Stand der Verhandlungen zu den EU-Förderprogrammen 2021 bis 2027

Die Verhandlungen zur neuen Programmgeneration aller EU-Förderprogramme für die Jahre 2021 bis 2027 sind bis heute nicht abgeschlossen. Ein Faktor, der noch immer einen Abschluss der Programmverhandlungen verhindert, ist, dass die Staats- und Regierungschefs sich noch immer nicht auf einen Mehrjährigen Finanzrahmen (MFR) für die EU verständigen konnten.

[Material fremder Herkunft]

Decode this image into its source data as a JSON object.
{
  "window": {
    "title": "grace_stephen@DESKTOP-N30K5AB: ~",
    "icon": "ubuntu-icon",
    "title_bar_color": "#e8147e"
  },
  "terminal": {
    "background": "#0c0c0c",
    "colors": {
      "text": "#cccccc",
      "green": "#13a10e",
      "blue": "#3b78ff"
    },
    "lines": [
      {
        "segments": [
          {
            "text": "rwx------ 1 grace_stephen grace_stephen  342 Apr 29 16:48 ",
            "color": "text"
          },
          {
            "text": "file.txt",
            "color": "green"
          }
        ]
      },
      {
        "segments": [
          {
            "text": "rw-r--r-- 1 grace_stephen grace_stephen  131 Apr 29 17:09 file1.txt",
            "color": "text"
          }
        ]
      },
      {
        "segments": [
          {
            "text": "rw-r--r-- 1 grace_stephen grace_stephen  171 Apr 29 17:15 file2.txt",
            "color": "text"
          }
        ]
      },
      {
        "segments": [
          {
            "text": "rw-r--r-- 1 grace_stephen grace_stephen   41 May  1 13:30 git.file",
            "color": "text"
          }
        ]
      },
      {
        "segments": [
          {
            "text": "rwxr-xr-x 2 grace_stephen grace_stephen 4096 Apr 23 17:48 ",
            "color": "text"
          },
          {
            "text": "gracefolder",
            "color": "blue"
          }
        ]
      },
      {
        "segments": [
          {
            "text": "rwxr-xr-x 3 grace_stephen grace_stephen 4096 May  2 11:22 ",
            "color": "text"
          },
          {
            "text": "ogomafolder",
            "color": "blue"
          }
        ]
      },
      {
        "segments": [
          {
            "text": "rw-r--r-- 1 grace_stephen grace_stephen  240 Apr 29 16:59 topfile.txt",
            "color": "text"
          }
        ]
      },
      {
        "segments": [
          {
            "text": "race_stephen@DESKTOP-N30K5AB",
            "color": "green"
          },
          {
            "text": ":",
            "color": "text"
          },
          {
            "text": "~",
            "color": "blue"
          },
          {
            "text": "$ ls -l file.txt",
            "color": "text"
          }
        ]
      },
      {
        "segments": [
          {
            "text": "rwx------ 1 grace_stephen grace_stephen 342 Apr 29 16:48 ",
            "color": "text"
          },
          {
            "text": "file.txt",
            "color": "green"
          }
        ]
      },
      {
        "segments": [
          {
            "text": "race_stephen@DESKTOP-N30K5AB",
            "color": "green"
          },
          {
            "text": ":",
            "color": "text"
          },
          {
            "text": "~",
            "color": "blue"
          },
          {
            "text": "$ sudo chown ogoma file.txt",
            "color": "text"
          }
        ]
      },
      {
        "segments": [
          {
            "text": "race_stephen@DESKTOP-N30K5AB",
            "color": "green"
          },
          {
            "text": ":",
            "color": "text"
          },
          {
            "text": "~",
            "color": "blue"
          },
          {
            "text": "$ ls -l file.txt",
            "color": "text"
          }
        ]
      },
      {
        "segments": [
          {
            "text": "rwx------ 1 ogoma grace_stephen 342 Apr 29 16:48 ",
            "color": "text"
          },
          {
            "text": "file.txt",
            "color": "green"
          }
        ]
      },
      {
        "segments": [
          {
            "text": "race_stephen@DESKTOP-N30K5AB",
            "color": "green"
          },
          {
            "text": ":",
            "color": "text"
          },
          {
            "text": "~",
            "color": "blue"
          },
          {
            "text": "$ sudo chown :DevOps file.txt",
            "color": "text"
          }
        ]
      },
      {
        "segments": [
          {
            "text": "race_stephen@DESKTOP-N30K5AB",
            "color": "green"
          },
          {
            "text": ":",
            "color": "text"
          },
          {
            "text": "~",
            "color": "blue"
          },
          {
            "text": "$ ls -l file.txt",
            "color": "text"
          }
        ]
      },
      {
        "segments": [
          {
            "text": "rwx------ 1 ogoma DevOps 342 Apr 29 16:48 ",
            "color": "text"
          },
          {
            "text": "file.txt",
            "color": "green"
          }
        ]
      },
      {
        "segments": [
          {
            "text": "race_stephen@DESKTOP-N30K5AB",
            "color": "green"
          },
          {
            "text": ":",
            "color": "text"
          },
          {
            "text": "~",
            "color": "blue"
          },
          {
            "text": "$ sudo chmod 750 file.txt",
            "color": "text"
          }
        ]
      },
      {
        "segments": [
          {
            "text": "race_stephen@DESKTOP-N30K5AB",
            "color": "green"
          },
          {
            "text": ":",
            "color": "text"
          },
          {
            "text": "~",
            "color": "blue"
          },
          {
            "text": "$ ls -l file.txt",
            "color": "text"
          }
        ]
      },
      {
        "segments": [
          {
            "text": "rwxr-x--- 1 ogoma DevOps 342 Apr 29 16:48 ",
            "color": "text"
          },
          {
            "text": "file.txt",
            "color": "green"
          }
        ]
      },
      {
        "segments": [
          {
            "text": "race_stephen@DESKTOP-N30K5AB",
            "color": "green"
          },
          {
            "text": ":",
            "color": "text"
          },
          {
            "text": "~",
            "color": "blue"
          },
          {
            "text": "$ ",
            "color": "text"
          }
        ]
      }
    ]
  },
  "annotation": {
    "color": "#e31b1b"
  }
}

Zuletzt fand am 20. Februar 2020 in Brüssel ein Sondergipfel zum MFR statt, der

jedoch am Folgetag ergebnislos abgebrochen werden musste . Zusätzlich zu den Diskussionen zur finanziellen Ausstattung gibt es auch beim „Erasmus+“-Programm, noch immer verschiedene Positionen bezüglich der inhaltlichen Ausgestaltung. Ein Streitpunkt ist bspw. wer in der neuen Förderperiode 2021-2027 wie viel Einfluss auf inhaltliche Anpassungen und die Ausgestaltung des Programmes nehmen kann. Während diese Entscheidungen bislang hauptsächlich von der Europäischen Kommission und den nachgeordneten Behörden getroffen wurden, zeigt nun das Europäische Parlament zunehmend Interesse an einer Mitgestaltung im „Erasmus+“-Programm.

Diskussionen gibt es ebenfalls beim Programmteil „DiscoverEU“. Die Initiative die jungen Menschen die Möglichkeit bietet, mit einem kostenlosen Interrail-Ticket durch Europa zu reisen soll ggf. gänzlich gestrichen werden.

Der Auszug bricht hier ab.